Onavo · 2024-08-18T21:55:37 1724018137

They are certainly not passing the savings on to the users.

minimaxir · 2024-08-18T21:57:57 1724018277

Yet. I suspect OpenAI will release a similar offering soon. (hooray, free market competition!)

HeatrayEnjoyer · 2024-08-18T23:03:39 1724022219

That $100 billion data center has to get paid for somehow.

minimaxir · 2024-08-18T20:40:24 1724013624

Not currently.

pclmulqdq · 2024-08-18T20:08:17 1724011697

You actually can cache the "output" of a transformer on the prefix by caching what happens in the attention layer for that text string (specifically the "K" and "V" tensors). Since the attention layer is a big part of the compute cost of the transformer, this does cut down FLOPs dramatically.

Scene_Cast2 · 2024-08-18T21:16:11 1724015771

Oh interesting, didn't know. How does this work past the first transformer in the stack?

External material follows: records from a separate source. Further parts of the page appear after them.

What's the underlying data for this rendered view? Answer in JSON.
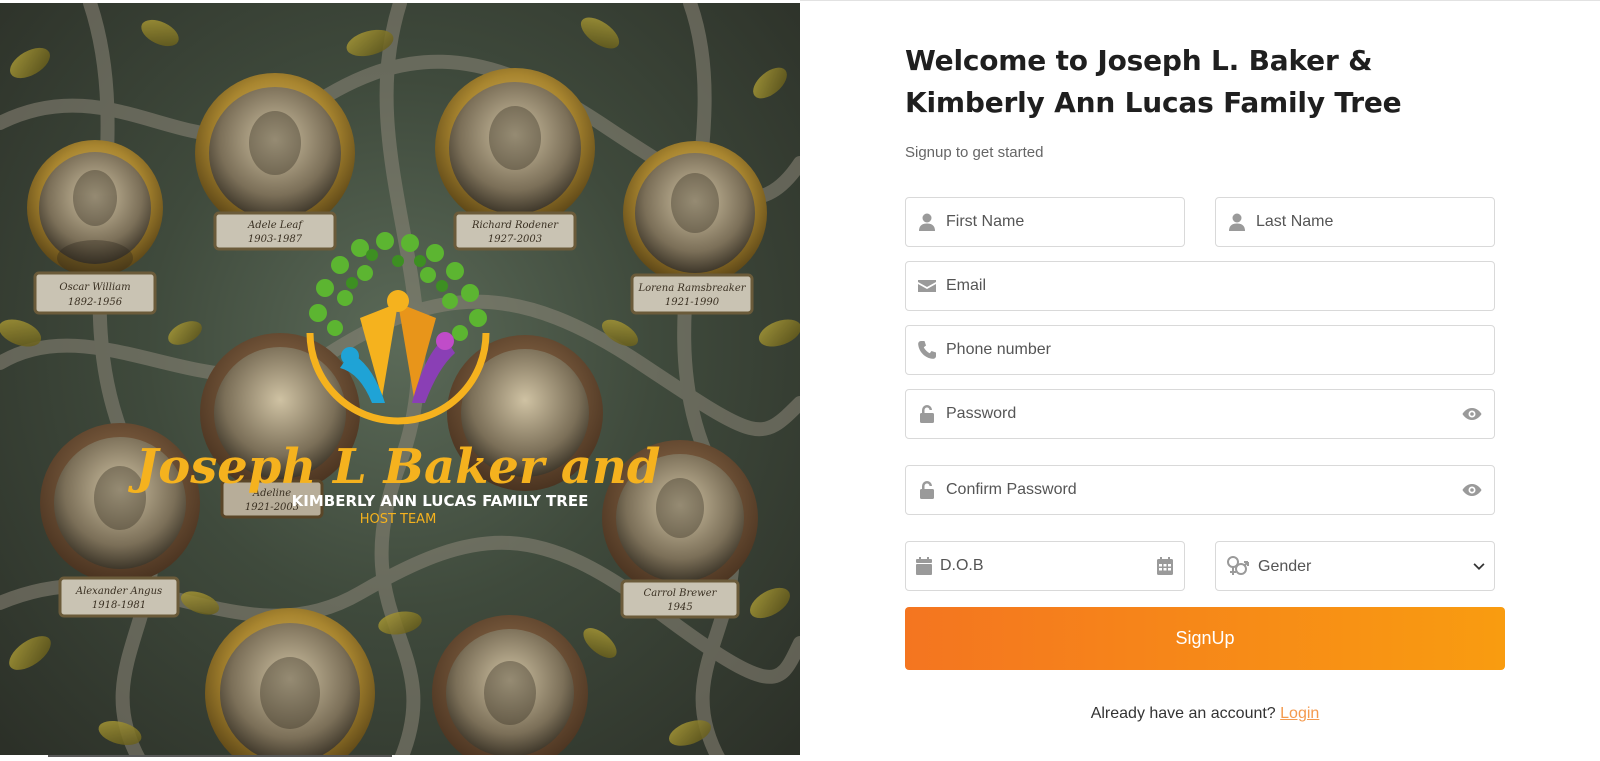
{
  "hero": {
    "logo": {
      "line1": "Joseph L Baker and",
      "line2": "KIMBERLY ANN LUCAS FAMILY TREE",
      "line3": "HOST TEAM"
    },
    "plaques": [
      {
        "name": "Oscar William",
        "years": "1892-1956"
      },
      {
        "name": "Adele Leaf",
        "years": "1903-1987"
      },
      {
        "name": "Richard Rodener",
        "years": "1927-2003"
      },
      {
        "name": "Lorena Ramsbreaker",
        "years": "1921-1990"
      },
      {
        "name": "Adeline",
        "years": "1921-2003"
      },
      {
        "name": "Alexander Angus",
        "years": "1918-1981"
      },
      {
        "name": "Carrol Brewer",
        "years": "1945"
      }
    ]
  },
  "form": {
    "title": "Welcome to Joseph L. Baker & Kimberly Ann Lucas Family Tree",
    "subtitle": "Signup to get started",
    "first_name_placeholder": "First Name",
    "last_name_placeholder": "Last Name",
    "email_placeholder": "Email",
    "phone_placeholder": "Phone number",
    "password_placeholder": "Password",
    "confirm_password_placeholder": "Confirm Password",
    "dob_placeholder": "D.O.B",
    "gender_selected": "Gender",
    "submit_label": "SignUp",
    "login_prompt": "Already have an account?",
    "login_link": "Login"
  },
  "colors": {
    "button_start": "#f47520",
    "button_end": "#f99c10",
    "link": "#f49a4e",
    "logo_yellow": "#f5b21e",
    "logo_green": "#5cb531"
  },
  "icons": [
    "user-icon",
    "envelope-icon",
    "phone-icon",
    "lock-icon",
    "eye-icon",
    "calendar-icon",
    "gender-icon",
    "chevron-down-icon"
  ]
}
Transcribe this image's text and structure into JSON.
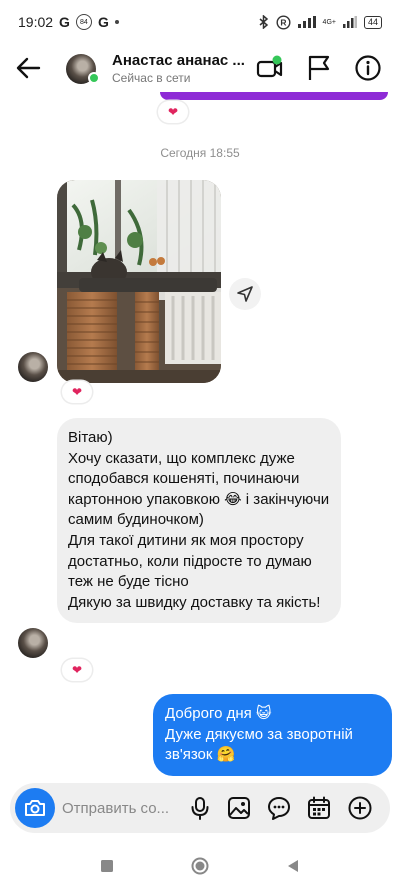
{
  "status_bar": {
    "time": "19:02",
    "g1": "G",
    "badge": "84",
    "g2": "G",
    "network": "4G+",
    "battery": "44",
    "icons": [
      "bluetooth-icon",
      "registered-icon",
      "signal-icon",
      "battery-icon"
    ]
  },
  "header": {
    "contact_name": "Анастас ананас ...",
    "contact_status": "Сейчас в сети",
    "icons": [
      "back-arrow-icon",
      "video-call-icon",
      "flag-icon",
      "info-icon"
    ]
  },
  "chat": {
    "reaction_heart": "❤",
    "date_separator": "Сегодня 18:55",
    "incoming_message": "Вітаю)\nХочу сказати, що комплекс дуже сподобався кошеняті, починаючи картонною упаковкою 😂 і закінчуючи самим будиночком)\nДля такої дитини як моя простору достатньо, коли підросте то думаю теж не буде тісно\nДякую за швидку доставку та якість!",
    "outgoing_message": "Доброго дня 😺\nДуже дякуємо за зворотній зв'язок 🤗",
    "colors": {
      "incoming_bubble": "#efefef",
      "outgoing_bubble": "#1d7cf2",
      "previous_bubble": "#8e2bd6",
      "reaction_heart": "#e0245e"
    }
  },
  "composer": {
    "placeholder": "Отправить со...",
    "icons": [
      "camera-icon",
      "microphone-icon",
      "gallery-icon",
      "sticker-icon",
      "calendar-icon",
      "add-icon"
    ]
  },
  "nav_bar": {
    "icons": [
      "recent-apps-icon",
      "home-icon",
      "back-icon"
    ]
  }
}
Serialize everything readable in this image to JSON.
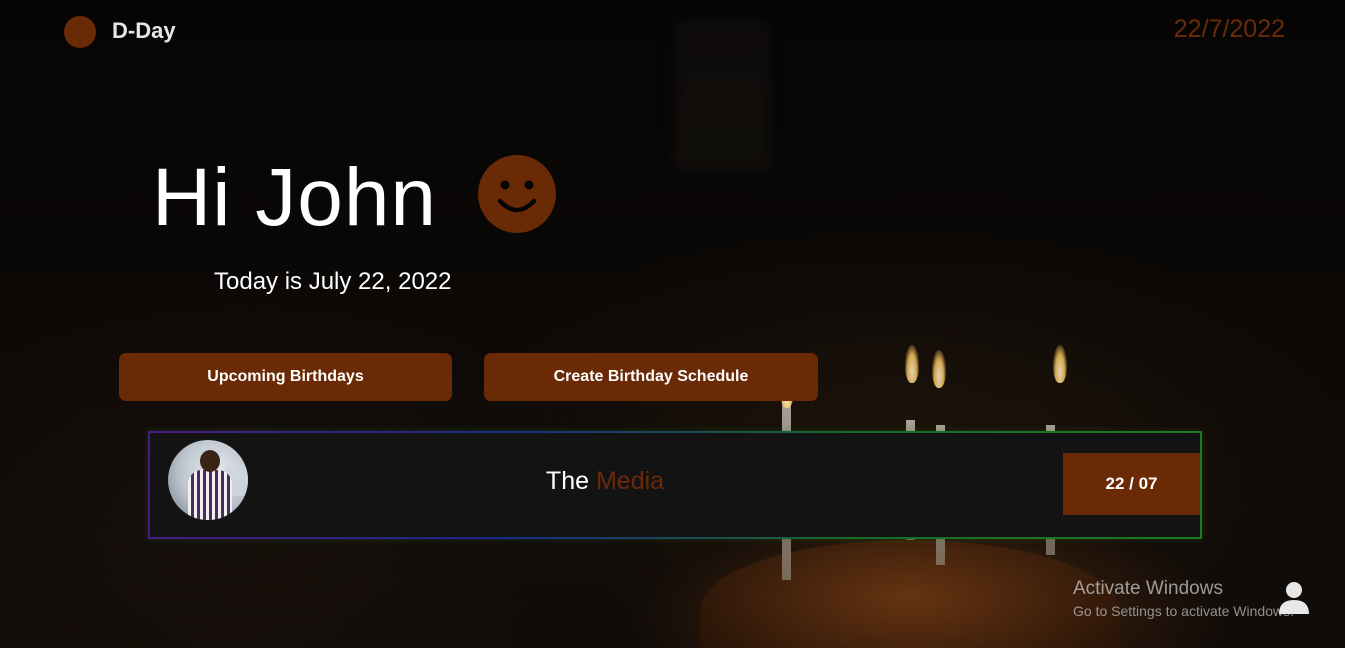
{
  "header": {
    "brand": "D-Day",
    "date": "22/7/2022"
  },
  "greeting": {
    "title": "Hi John",
    "today_text": "Today is July 22, 2022",
    "icon": "smiley-face-icon"
  },
  "actions": {
    "upcoming_label": "Upcoming Birthdays",
    "create_label": "Create Birthday Schedule"
  },
  "birthday_card": {
    "name_prefix": "The",
    "name_accent": "Media",
    "date": "22 / 07"
  },
  "watermark": {
    "title": "Activate Windows",
    "subtitle": "Go to Settings to activate Windows."
  },
  "colors": {
    "accent": "#6a2a05",
    "card_bg": "#141313"
  }
}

lonk11 · 2024-08-18T21:32:20 1724016740

My understanding is that the attention in all transformer layers is "causal" - that is the output of a transformer layer for token N depends only on tokens from 0 to N.

This means that every attention layer can use previously calculated outputs for the same prompt prefix. So it only needs to calculate from scratch starting from the first unique token in the prompt sequence.

danielmarkbruce · 2024-08-18T22:09:00 1724018940

I had the same question... my guess is you can do a layer by layer cache. Ie a cache in the first layer, then another independent second layer cache, and so on.

logicchains · 2024-08-18T20:08:32 1724011712

The transformer only looks backwards, so if the first part of the sequence (the prompt) doesn't change, you don't need to rerun it again on that part, just on the part after it that changed. For use cases with large prompts relative to the output size (e.g. lots of examples in the prompt), this can significantly speed up the workload.

jncfhnb · 2024-08-18T21:03:05 1724014985

I think most architectures do a layer of normalization on the whole text embeddings before calculating attention which makes this infeasible

Shouldn’t be a huge deal to adjust imo

One of the bigger problems is that closed model providers don’t want to expose the embedding space and let’s users see what they have

danielmarkbruce · 2024-08-18T22:07:51 1724018871

I don't think the normalization makes it infeasible. They should be able to make an adjustment (the reverse of the normalization) in one operation. I think they are caching the attention calcs.

The hard thing (I think) is what to keep in the cache and where to keep it given you are serving lots of customers and the attention calc can be a large set of numbers pretty quickly.

jncfhnb · 2024-08-19T01:11:01 1724029861

It’s only “hard” because they don’t want to let customers supply the cache of course

danielmarkbruce · 2024-08-19T01:36:22 1724031382

I'm not sure that's it. Presumably they want to keep the cache in GPU memory?

jncfhnb · 2024-08-19T02:11:07 1724033467

That’s largely it imo. If you get get the embedding representations you could just recreate the model logic and then it’s no longer closed source.

danielmarkbruce · 2024-08-19T02:17:51 1724033871

no, you couldn't. If they just handed you the embedding layer it wouldn't help that much.

Plus, I'm reasonably certain they are caching the attention scores anyway.

danielmarkbruce · 2024-08-18T22:01:58 1724018518

They cache the results of the attention calc. For certain subsets which are common this makes a lot of sense. I'm surprised they can make it work though, given they are serving so many different users. Someone somewhere did some very clever engineering.

maged · 2024-08-18T20:07:22 1724011642

Why not? It's caching the state of the model after the cached prefix, so that inference workload doesn't need to be run again.